Let's take one suspicious function that FLOSS found for us, RtlDecompressBuffer, and investigate how it is used in the malware. By its name alone, you could imagine it being used by an unpacking routine. To sidestep the obfuscation in getting to this point, let's investigate this function in the debugger.

Question Answer
Set a breakpoint on the API call of interest: SetBPX RtlDecompressBuffer. What happens when you try to run to that breakpoint?
Tip: Run past the EntryPoint breakpoint. Hit the run button as many times as you want - you'll end up stuck at the same place.

Since the malware is heavily obfuscated, perhaps the authors also employed anti-debugging tricks? Let's try the ScyllaHide plugin. Restart Execution, and go to Plugins->ScyllaHide->Load Profile->VMProtect x86/x64.

Question Answer
Keep your breakpoint on the API call of interest: RlDecompressBuffer. What happens when you try to run to that breakpoint?
Tip: Run past the EntryPoint breakpoint, and if you get another exception, try to Run past it. This malware is a little buggy in recent versions of Windows 10.
Locate the UncompressedBuffer argument to the RtlDecompressBuffer function. This is a pointer to where the resulting, uncompressed data should be stored. Load this buffer in the dump. Prior to the execution of RtlDecompressBuffer, what value is each element of the buffer set to?
Tip: Find which element on the stack has the argument you seek, and then right click and choose Follow in Dump
Execute the RtlDecompressBuffer API call until you return to the main body of the malware executable. Take a screenshot of your Dump window, showing the buffer full of "Data" now.
Tip: Debug->Run to User Code
This buffer doesn't look useful to us. Perhaps it's been decompressed, but still needs to be deobfuscated? Choose Debug->Step Over to selectively advance through the program, while you ponder your life choices that brought you to this point. Take a screenshot of the Dump when the buffer suddenly contains something that is "obviously interesting".

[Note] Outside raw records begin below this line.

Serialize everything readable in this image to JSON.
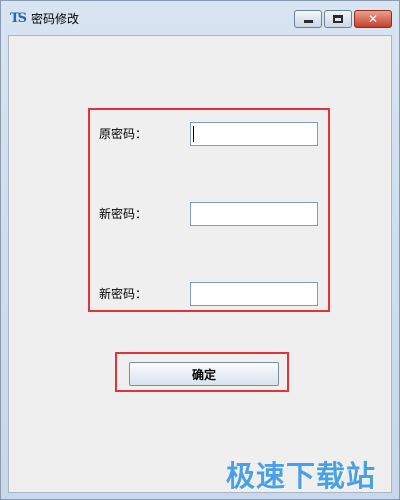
{
  "window": {
    "title": "密码修改",
    "icon": "ts-app-icon"
  },
  "form": {
    "fields": [
      {
        "label": "原密码：",
        "value": ""
      },
      {
        "label": "新密码：",
        "value": ""
      },
      {
        "label": "新密码：",
        "value": ""
      }
    ],
    "confirm_label": "确定"
  },
  "watermark": "极速下载站",
  "colors": {
    "highlight_red": "#e0343a",
    "watermark_blue": "#4aa0e8"
  }
}
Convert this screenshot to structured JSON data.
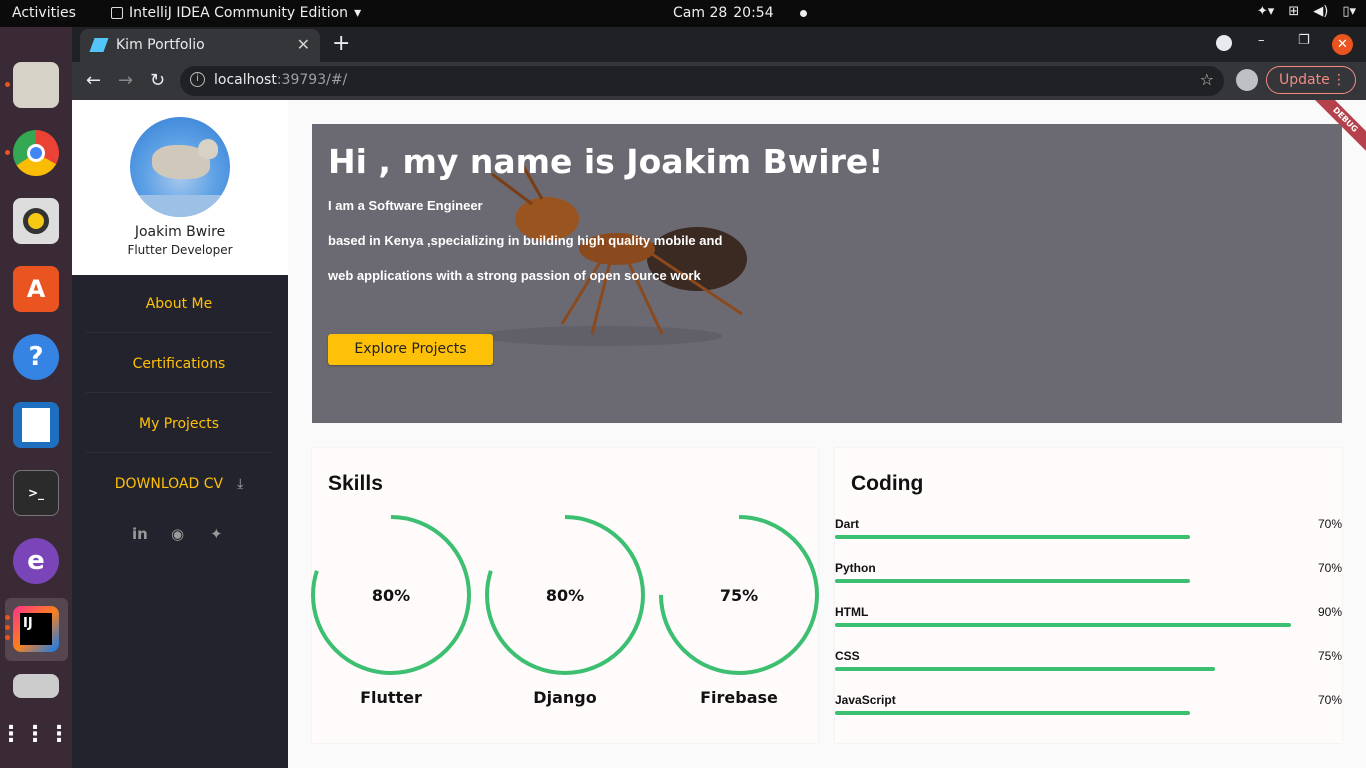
{
  "os": {
    "activities_label": "Activities",
    "app_menu_label": "IntelliJ IDEA Community Edition",
    "clock": {
      "day": "Cam 28",
      "time": "20:54"
    }
  },
  "browser": {
    "tab_title": "Kim Portfolio",
    "url_host": "localhost",
    "url_rest": ":39793/#/",
    "update_label": "Update"
  },
  "profile": {
    "name": "Joakim Bwire",
    "role": "Flutter Developer"
  },
  "nav": {
    "about": "About Me",
    "certifications": "Certifications",
    "projects": "My Projects",
    "download_cv": "DOWNLOAD CV"
  },
  "hero": {
    "title": "Hi , my name is Joakim Bwire!",
    "line1": "I am a Software Engineer",
    "line2": "based in Kenya ,specializing in building high quality mobile and",
    "line3": "web applications with a strong passion of open source work",
    "button_label": "Explore Projects"
  },
  "skills": {
    "title": "Skills",
    "items": [
      {
        "name": "Flutter",
        "percent_label": "80%",
        "value": 0.8
      },
      {
        "name": "Django",
        "percent_label": "80%",
        "value": 0.8
      },
      {
        "name": "Firebase",
        "percent_label": "75%",
        "value": 0.75
      }
    ]
  },
  "coding": {
    "title": "Coding",
    "items": [
      {
        "name": "Dart",
        "percent_label": "70%",
        "value": 0.7
      },
      {
        "name": "Python",
        "percent_label": "70%",
        "value": 0.7
      },
      {
        "name": "HTML",
        "percent_label": "90%",
        "value": 0.9
      },
      {
        "name": "CSS",
        "percent_label": "75%",
        "value": 0.75
      },
      {
        "name": "JavaScript",
        "percent_label": "70%",
        "value": 0.7
      }
    ]
  },
  "debug_banner": "DEBUG",
  "colors": {
    "accent": "#ffc107",
    "progress": "#3cbf70",
    "sidebar": "#23232e",
    "hero_overlay": "#6b6a72"
  }
}
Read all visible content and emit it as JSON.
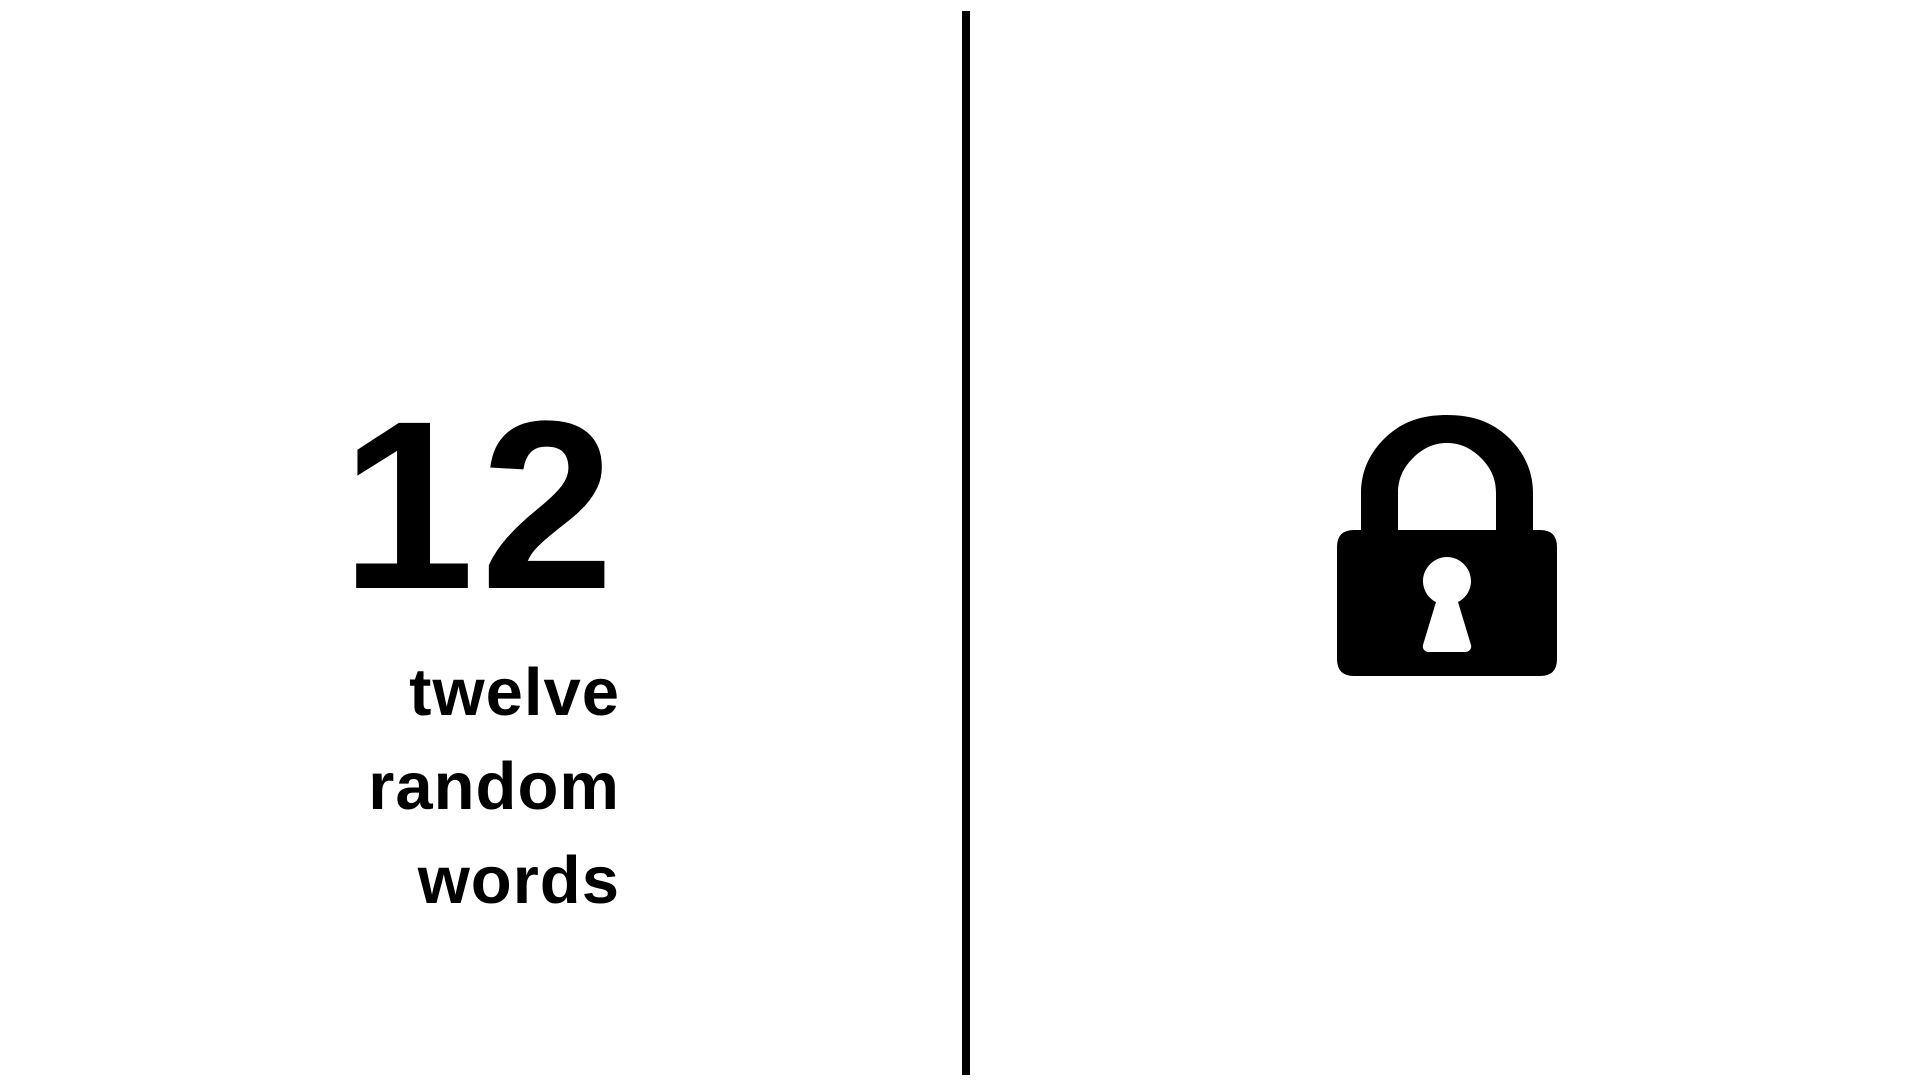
{
  "slide": {
    "number": "12",
    "caption": {
      "line1": "twelve",
      "line2": "random",
      "line3": "words"
    },
    "icon": "padlock-icon",
    "colors": {
      "background": "#ffffff",
      "foreground": "#000000"
    }
  }
}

Save the "obviously interesting" data to a file. Right-click on the Dump and choose follow in Memory Map. Don't click, just scroll up and down. The highlighted line in the memory map should correspond to the range of addresses you saw in the Dump. You could switch between the panels to verify this. Once you're sure you have the correct region, right click on the highlighted line and choose Dump to File. Save the file to the desktop, and then open it in PE Studio.

Question Answer
How many libraries were loaded in the original .exe?
How many libraries are loaded in this new file?
How many functions were imported in the original .exe?
How many functions were imported in this new file?
What artifacts do you see in the new file to support the statement of your behavioral analyst who said the file looks like ransomware?

More information on this particular malware sample is available online for those that are curious. It seems to be a bit glitchy in the latest updates to Windows 10 that we use. Perhaps a slightly earlier OS would work without the access violation errors previously encountered in the debugger? It's always good to have a variety of analysis VMs at your disposal: WinXP, Win 7, Win 10. Even better would be VMs both before and after major service packs.